Hace un año, a pocas horas de conocerse la muerte de mi colega Alberto Nisman, escribí una pequeña columna en este medio donde se me ocurrió dejar sentado el deseo (y la intención profesional) de que la denuncia contra el Gobierno anterior que había presentado aquel 14 de enero no muriera con él.
Si bien no podíamos entender en ese momento qué había ocurrido, no dudé en afirmar que se trataba de la muerte política violenta más importante de estos 32 años consecutivos de vida en democracia.
Transcurrió un año en el que el Gobierno hizo lo indecible por destruir la imagen de Nisman como persona, con el claro propósito de que la sociedad no diera entidad a su denuncia.
En no más de un par de meses algunos miembros de la Justicia se encargaron de archivar la denuncia sin atreverse a abrirla, en un proceso judicial sin precedentes ante las 46 trascendentales medidas de prueba propuestas por el fiscal que requiriera la presentación efectuada por Nisman.
Ningún intento de explicación dogmática o académica justifica tal celeridad a los ojos de quienes conozcan los rudimentos del derecho penal.
No hace falta ser un especialista para entender que solo la necesidad política del Gobierno podía explicar tal desatino jurídico.
Todos recordamos con emoción la marcha del silencio al cumplirse el primer mes de su muerte.
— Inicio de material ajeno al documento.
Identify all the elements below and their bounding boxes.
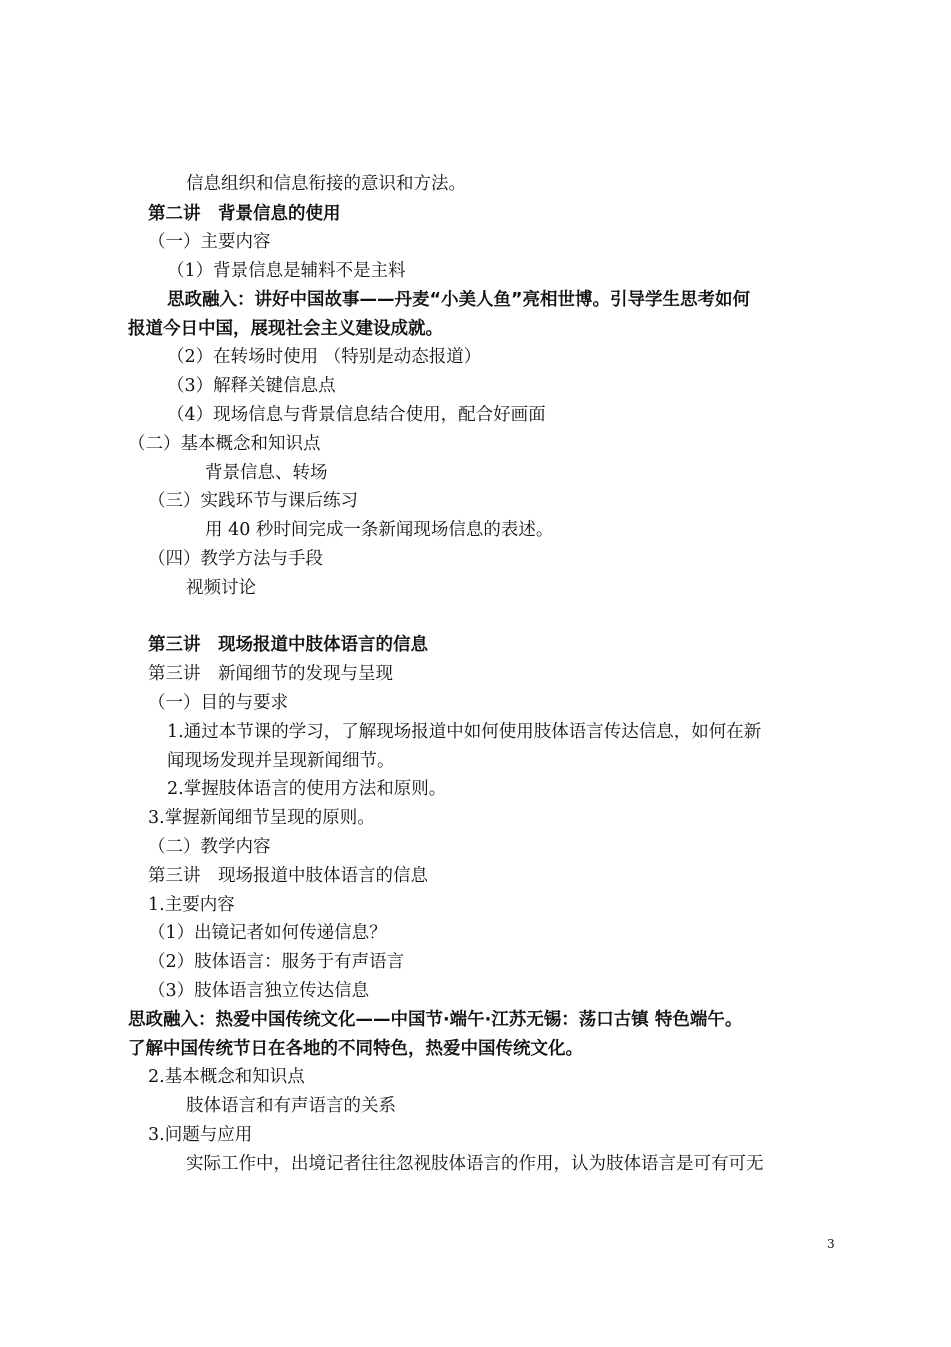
text-line: 第三讲 现场报道中肢体语言的信息 [148, 866, 428, 886]
text-line: （一）目的与要求 [148, 693, 288, 713]
text-line: （1）出镜记者如何传递信息？ [148, 923, 387, 943]
text-line: 背景信息、转场 [205, 463, 328, 483]
text-line: 3.问题与应用 [148, 1125, 253, 1145]
text-line: （二）教学内容 [148, 837, 271, 857]
text-line: （2）肢体语言：服务于有声语言 [148, 952, 405, 972]
text-line: （一）主要内容 [148, 232, 271, 252]
text-line: 第三讲 新闻细节的发现与呈现 [148, 664, 393, 684]
text-line: 1.主要内容 [148, 895, 235, 915]
text-line: 闻现场发现并呈现新闻细节。 [167, 751, 395, 771]
text-line: （3）解释关键信息点 [167, 376, 336, 396]
section-heading: 第三讲 现场报道中肢体语言的信息 [148, 635, 428, 655]
ideology-note: 思政融入：热爱中国传统文化——中国节·端午·江苏无锡：荡口古镇 特色端午。 [128, 1010, 743, 1030]
ideology-note: 报道今日中国，展现社会主义建设成就。 [128, 319, 443, 339]
text-line: 视频讨论 [186, 578, 256, 598]
text-line: （二）基本概念和知识点 [128, 434, 321, 454]
ideology-note: 了解中国传统节日在各地的不同特色，热爱中国传统文化。 [128, 1039, 583, 1059]
text-line: （4）现场信息与背景信息结合使用，配合好画面 [167, 405, 546, 425]
text-line: （四）教学方法与手段 [148, 549, 323, 569]
text-line: （1）背景信息是辅料不是主料 [167, 261, 406, 281]
text-line: （2）在转场时使用 （特别是动态报道） [167, 347, 482, 367]
text-line: 用 40 秒时间完成一条新闻现场信息的表述。 [205, 520, 554, 540]
text-line: （3）肢体语言独立传达信息 [148, 981, 370, 1001]
section-heading: 第二讲 背景信息的使用 [148, 204, 341, 224]
text-line: （三）实践环节与课后练习 [148, 491, 358, 511]
page-number: 3 [827, 1237, 835, 1251]
text-line: 实际工作中，出境记者往往忽视肢体语言的作用，认为肢体语言是可有可无 [186, 1154, 764, 1174]
text-line: 3.掌握新闻细节呈现的原则。 [148, 808, 375, 828]
text-line: 2.掌握肢体语言的使用方法和原则。 [167, 779, 447, 799]
ideology-note: 思政融入：讲好中国故事——丹麦“小美人鱼”亮相世博。引导学生思考如何 [167, 290, 751, 310]
text-line: 信息组织和信息衔接的意识和方法。 [186, 174, 466, 194]
text-line: 肢体语言和有声语言的关系 [186, 1096, 396, 1116]
text-line: 1.通过本节课的学习，了解现场报道中如何使用肢体语言传达信息，如何在新 [167, 722, 762, 742]
text-line: 2.基本概念和知识点 [148, 1067, 305, 1087]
Fuimos cuatrocientas mil personas bajo una lluvia torrencial que homenajeamos a un fiscal que, sea como fuere, dio su vida para intentar el esclarecimiento de hechos que, a mi juicio, solo se explican bajo el prisma que planteara esa denuncia cuestionada sin ningún argumento de peso.
Pocos colegas de Nisman, cada vez menos, nos propusimos resistir los embates de encumbrados funcionarios de la anterior administración, incluida la propia presidenta de la Nación, que se encargó en varias cadenas nacionales de cuestionar nuestra posición.
En mi caso, incluso mostró mi foto en la apertura de las sesiones ordinarias del Congreso el pasado 1 de marzo.
La investigación de las causas de su muerte sigue abierta con idas y vueltas de las que no puedo abrir juicio por mi condición de fiscal del caso ante la Cámara de Apelaciones, aunque en mi fuero íntimo tengo una opinión formada en torno de una de las hipótesis que presenta el expediente.
Mientras tanto, y con una prisa que solo la falta de independencia y la militancia puede explicar, otros funcionarios judiciales hicieron avanzar la investigación sobre las cuentas bancarias que podrían involucrar a la madre y a la hermana de Nisman, que soportan a pie firme esta carga sin saber todavía qué ocurrió con su muerte.
Por todo ello, entonces, y para volver a la idea inicial, es de esperar que algunas medidas del nuevo Gobierno, como el claro pronunciamiento sobre la inconstitucionalidad del memorándum de entendimiento con Irán o la ampliación de la unidad de apoyo a la investigación del atentado a la AMIA en el ámbito del Ministerio de Justicia, que ahora incluye la causa de la muerte de Nisman, genere una nueva impronta y provoque la reapertura de la investigación de la denuncia inicial de Alberto Nisman.
Esa que desde el día en que se conoció su muerte los bien intencionados tratamos por todos los medios de que no se muriera con él.
Ese es nuestro mejor homenaje a su memoria y su trabajo.